Explanation of Responses:

* If the form is filed by more than one reporting person, see Instruction 4(b)(v).
** Intentional misstatements or omissions of facts constitute Federal Criminal Violations. See 18 U.S.C. 1001 and 15 U.S.C. 78ff(a).
(1) On May 21, 2002, SmithKline Beecham Corporation ("SKB") and Lehman Brothers Finance S.A. ("Lehman") entered into five transactions (each, a "Transaction") governed by an ISDA Master Agreement, each of which initially related to 1,000,000 shares of Common Stock of the Issuer (the "Shares"). At the time of extension described below, each Transaction related to 2,000,000 Shares as a result of a stock split on June 20, 2005.
(2) On June 7, 2006, each Transaction was extended. As extended, the Transactions provide for SKB to deliver to Lehman, for settlement on November 11, 2010 ("Transaction 1"), August 10, 2012 ("Transaction 2"), April 12, 2010 ("Transaction 3"), June 10, 2011 ("Transaction 4") and January 12, 2012 ("Transaction 5"), a number of Shares (the "Settlement Shares") to be determined based on the formula described in the Reporting Person's filing on Form 4 dated June 8, 2002, as follows: If the price of the Shares determined near the original settlement date of a Transaction (the "Final Price") is at or below a specified Depreciation Floor ($41.19 per Share for Transaction 1, $40.60 for Transaction 2, $41.30 for Transaction 3, $40.96 for Transaction 4 and $40.73 for Transaction 5), SKB will be obligated to deliver all the Shares underlying that particular Transaction.

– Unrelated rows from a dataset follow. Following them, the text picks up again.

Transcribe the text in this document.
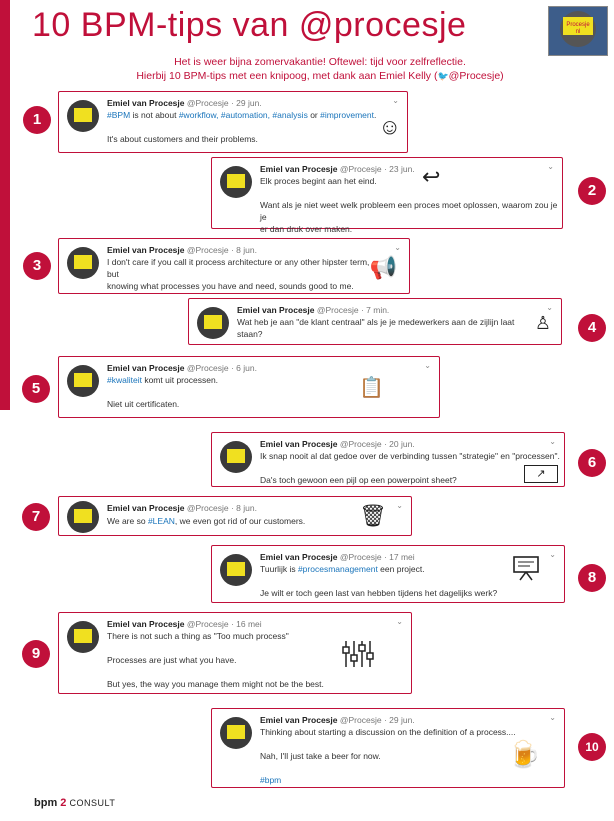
10 BPM-tips van @procesje	Procesje
nl
Het is weer bijna zomervakantie! Oftewel: tijd voor zelfreflectie.
Hierbij 10 BPM-tips met een knipoog, met dank aan Emiel Kelly (🐦@Procesje)
1
Emiel van Procesje @Procesje · 29 jun.	⌄
#BPM is not about #workflow, #automation, #analysis or #improvement.

It's about customers and their problems.	☺
Emiel van Procesje @Procesje · 23 jun.	⌄
Elk proces begint aan het eind.

Want als je niet weet welk probleem een proces moet oplossen, waarom zou je je
er dan druk over maken.
↩
2
3
Emiel van Procesje @Procesje · 8 jun.	⌄
I don't care if you call it process architecture or any other hipster term, but
knowing what processes you have and need, sounds good to me.
📢
Emiel van Procesje @Procesje · 7 min.	⌄
Wat heb je aan "de klant centraal" als je je medewerkers aan de zijlijn laat
staan?
♙	4
5
Emiel van Procesje @Procesje · 6 jun.	⌄
#kwaliteit komt uit processen.

Niet uit certificaten.
📋
Emiel van Procesje @Procesje · 20 jun.	⌄
Ik snap nooit al dat gedoe over de verbinding tussen "strategie" en "processen".

Da's toch gewoon een pijl op een powerpoint sheet?	↗
6
7	Emiel van Procesje @Procesje · 8 jun.	⌄
We are so #LEAN, we even got rid of our customers.	🗑
Emiel van Procesje @Procesje · 17 mei	⌄
Tuurlijk is #procesmanagement een project.

Je wilt er toch geen last van hebben tijdens het dagelijks werk?
8
9
Emiel van Procesje @Procesje · 16 mei	⌄
There is not such a thing as "Too much process"

Processes are just what you have.

But yes, the way you manage them might not be the best.
Emiel van Procesje @Procesje · 29 jun.	⌄
Thinking about starting a discussion on the definition of a process....

Nah, I'll just take a beer for now.

#bpm
🍺	10
bpm 2 CONSULT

(3) If the Final Price is above the specified Depreciation Floor and at or below a specified Appreciation Cap as defined in each Transaction ($53.49 per Share for Transaction 1, $60.98 for Transaction 2, $52.08 for Transaction 3, $55.38 for Transaction 4 and $57.68 for Transaction 5), SKB will be obligated to deliver a number of Shares equal to the number of Shares underlying that particular Transaction multiplied by the Depreciation Floor divided by the Final Price. If the Final Price is above the specified Appreciation Cap, SKB will be obligated to deliver a number of Shares equal to the number of Shares underlying that particular Transaction multiplied by (i) 1.0 minus (ii) (a) the Appreciation Cap minus the Depreciation Floor divided by (b) the Final Price.
(4) In any case, Lehman is obligated to pay SKB under each Transaction upon settlement an amount equal to the sum of (i) the product of (A) the Settlement Shares multiplied by (B) the lesser of (x) the Extended Appreciation Cap ($63.88 for Transaction 1, $67.28 for Transaction 2, $62.75 for Transaction 3, $65.02 for Transaction 4, $66.15 for Transaction 5) and (y) the greater of (1) the Extended Depreciation Floor ($49.57) and (2) the price of the Shares determined near the extended settlement date of a Transaction (the "Extended Final Price"), plus (ii) the product of (A) the excess of 2,000,000 over the Settlement Shares multiplied by (continued in footnote 5)
(5) (B) if (x) the Extended Final Price is less than or equal to the Extended Depreciation Floor, the Extended Depreciation Floor minus the Extended Final Price, (y) the Extended Final Price is greater that the Extended Appreciation Cap, the Extended Appreciation Cap minus the Extended Final Price or (z) if the Extended Final Price is greater than the Extended Depreciation Floor and less than or equal to the Extended Appreciation Cap, zero. The Adjustment Letter evidencing the extension of the Transactions will be filed as an Exhibit to Amendment No. 5 to Schedule 13D to be filed by the Reporting Person.
(6) Shares are held of record by SKB, a wholly owned subsidiary of Reporting Person.
(7) Adjusted to reflect the two-for-one stock split effected by the Issuer on June 20, 2005.